Youre a strong person, and are doing much better than you realize. Things will get better, life is cyclical.


+/- said...

i wasn't going to post a comment. because i'm on g-chat with you right now, and it'll be a little repetitive repetitive...

but here goes,
that was a very vivid, and eloquent description. i see the amount of control you have to use to keep yourself appearing "normal". i see now that it's as if your brain is losing control, yet there's that strained little rope to reality that is trying to keep you in check, the little part that realizes there are consequences of actions.

there's a little bit of conditioning your mom didn't fail at completely. there are social ramifications to hurting yourself. whether it's a cut, or an overdose, you'd be thrown in the loony-bin. i know you'd rather it be the sunny-bright voice that takes care of you and soothes you back into reality, that you're not fat, ugly, stupid, worthless, what-have-you's. sometimes it won't be. sometimes you just have to trust in your instincts, that possibly, you'll be committed. sometimes it's a negative influence that may help in the long run.

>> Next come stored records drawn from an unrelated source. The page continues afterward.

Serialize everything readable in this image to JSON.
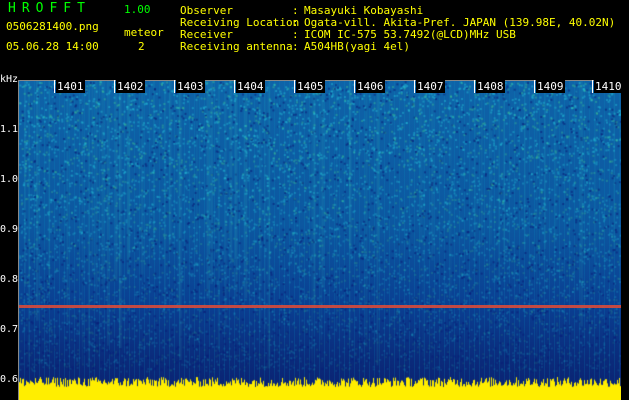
{
  "header": {
    "app_title": "HROFFT",
    "version": "1.00",
    "file_name": "0506281400.png",
    "datetime": "05.06.28 14:00",
    "meteor_label": "meteor",
    "meteor_count": "2"
  },
  "info": [
    {
      "label": "Observer",
      "value": "Masayuki Kobayashi"
    },
    {
      "label": "Receiving Location",
      "value": "Ogata-vill. Akita-Pref. JAPAN (139.98E, 40.02N)"
    },
    {
      "label": "Receiver",
      "value": "ICOM IC-575 53.7492(@LCD)MHz USB"
    },
    {
      "label": "Receiving antenna",
      "value": "A504HB(yagi 4el)"
    }
  ],
  "separator": ":",
  "time_axis": [
    "1401",
    "1402",
    "1403",
    "1404",
    "1405",
    "1406",
    "1407",
    "1408",
    "1409",
    "1410"
  ],
  "freq_axis": {
    "unit": "kHz",
    "labels": [
      "1.1",
      "1.0",
      "0.9",
      "0.8",
      "0.7",
      "0.6"
    ]
  },
  "colors": {
    "background": "#000000",
    "text_yellow": "#ffff00",
    "title_green": "#00ff00",
    "signal_red": "#d84a3a",
    "noise_yellow": "#ffee00"
  }
}
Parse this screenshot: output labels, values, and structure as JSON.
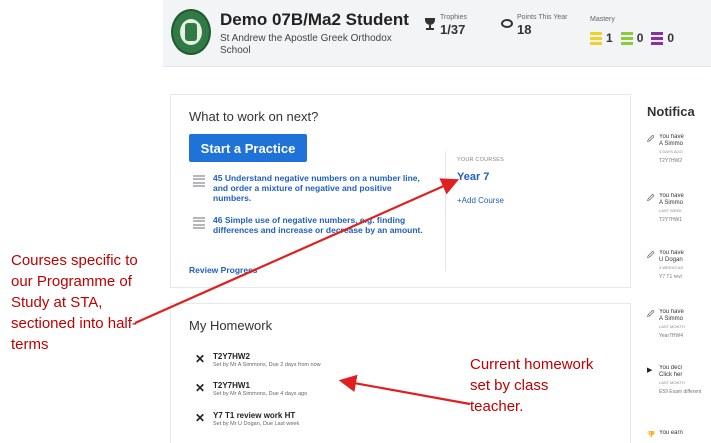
{
  "header": {
    "student_name": "Demo 07B/Ma2 Student",
    "school_name": "St Andrew the Apostle Greek Orthodox School",
    "trophies_label": "Trophies",
    "trophies_value": "1/37",
    "points_label": "Points This Year",
    "points_value": "18",
    "mastery_label": "Mastery",
    "mastery": [
      {
        "count": "1",
        "color": "#f0d22a"
      },
      {
        "count": "0",
        "color": "#8ccc3a"
      },
      {
        "count": "0",
        "color": "#8a2fa8"
      }
    ]
  },
  "next": {
    "title": "What to work on next?",
    "start_button": "Start a Practice",
    "suggestions": [
      "45  Understand negative numbers on a number line, and order a mixture of negative and positive numbers.",
      "46  Simple use of negative numbers, e.g. finding differences and increase or decrease by an amount."
    ],
    "review_link": "Review Progress",
    "courses_label": "YOUR COURSES",
    "course": "Year 7",
    "add_course": "+Add Course"
  },
  "homework": {
    "title": "My Homework",
    "items": [
      {
        "name": "T2Y7HW2",
        "meta": "Set by Mr A Simmons, Due 2 days from now"
      },
      {
        "name": "T2Y7HW1",
        "meta": "Set by Mr A Simmons, Due 4 days ago"
      },
      {
        "name": "Y7 T1 review work HT",
        "meta": "Set by Mr U Dogan, Due Last week"
      }
    ]
  },
  "notifications": {
    "title": "Notifica",
    "items": [
      {
        "icon": "pin-icon",
        "l1": "You have",
        "l2": "A Simmo",
        "time": "4 DAYS AGO",
        "sub": "T2Y7HW2"
      },
      {
        "icon": "pin-icon",
        "l1": "You have",
        "l2": "A Simmo",
        "time": "LAST WEEK",
        "sub": "T2Y7HW1"
      },
      {
        "icon": "pin-icon",
        "l1": "You have",
        "l2": "U Dogan",
        "time": "3 WEEKS AG",
        "sub": "Y7 T1 revi"
      },
      {
        "icon": "pin-icon",
        "l1": "You have",
        "l2": "A Simmo",
        "time": "LAST MONTH",
        "sub": "Year7HW4"
      },
      {
        "icon": "play-icon",
        "l1": "You decl",
        "l2": "Click her",
        "time": "LAST MONTH",
        "sub": "E59 Exam different"
      },
      {
        "icon": "trophy-icon",
        "l1": "You earn",
        "l2": "",
        "time": "",
        "sub": ""
      }
    ]
  },
  "annotations": {
    "left": "Courses specific to our Programme of Study at STA, sectioned into half-terms",
    "right": "Current homework set by class teacher.",
    "color": "#c00000"
  }
}
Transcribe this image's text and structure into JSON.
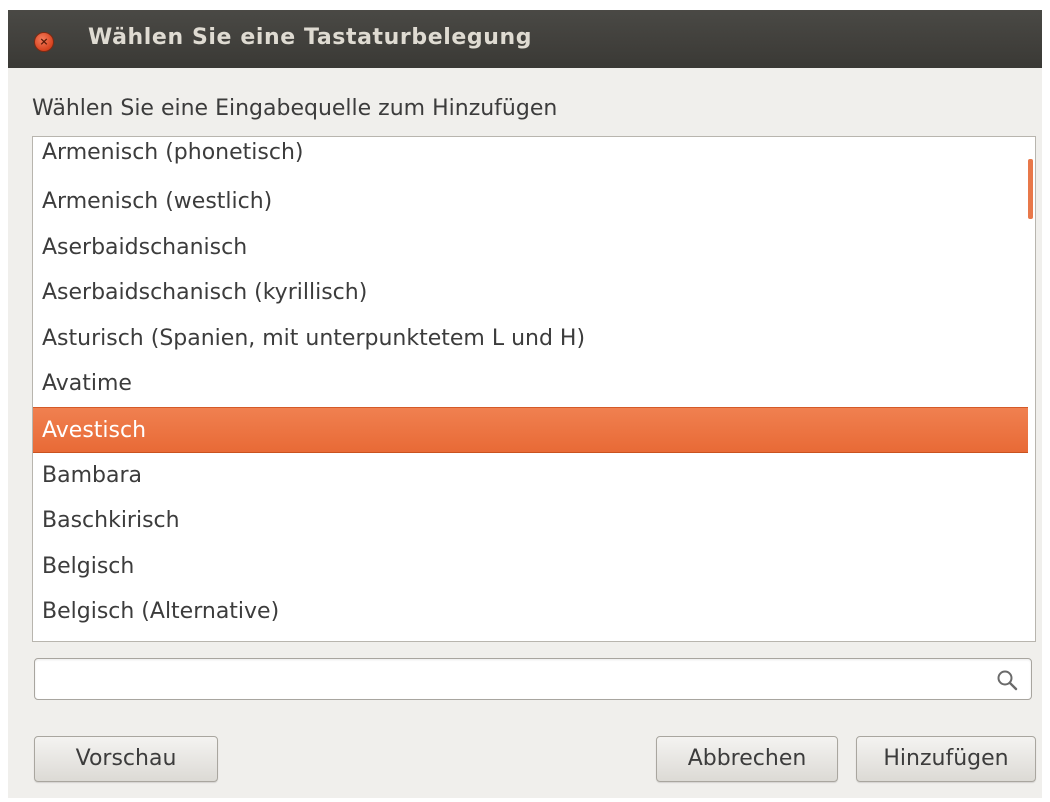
{
  "window": {
    "title": "Wählen Sie eine Tastaturbelegung",
    "close_icon": "close-icon"
  },
  "prompt": "Wählen Sie eine Eingabequelle zum Hinzufügen",
  "list": {
    "items": [
      "Armenisch (phonetisch)",
      "Armenisch (westlich)",
      "Aserbaidschanisch",
      "Aserbaidschanisch (kyrillisch)",
      "Asturisch (Spanien, mit unterpunktetem L und H)",
      "Avatime",
      "Avestisch",
      "Bambara",
      "Baschkirisch",
      "Belgisch",
      "Belgisch (Alternative)"
    ],
    "selected": "Avestisch"
  },
  "search": {
    "value": "",
    "placeholder": "",
    "icon": "search-icon"
  },
  "buttons": {
    "preview": "Vorschau",
    "cancel": "Abbrechen",
    "add": "Hinzufügen"
  },
  "colors": {
    "selection": "#e86a36",
    "titlebar": "#3c3b37",
    "window_bg": "#f0efec"
  }
}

you're feeling desperate sometimes. i can see that. like you're grasping at straws, and you're afraid that there won't be any left. perhaps this will be true. i don't think there's any amount of relaxation technique that will help with the hopelessness of your situation. i'm not saying pills will always be your only option. but, you could carry them with you for when things get really bad.

don't be afraid that you'll be like your mom. with anything you do, you come from a different perspective, and you have a different understanding than she ever did.

and so what if people notice you behaving "strangely". fuck 'em. your friends come back.

sure it made me concerned a bit when you were having your... melt down? on saturday. but i knew you'd be ok. whether it was eventually, or immediately, i didn't know, but you did get through it.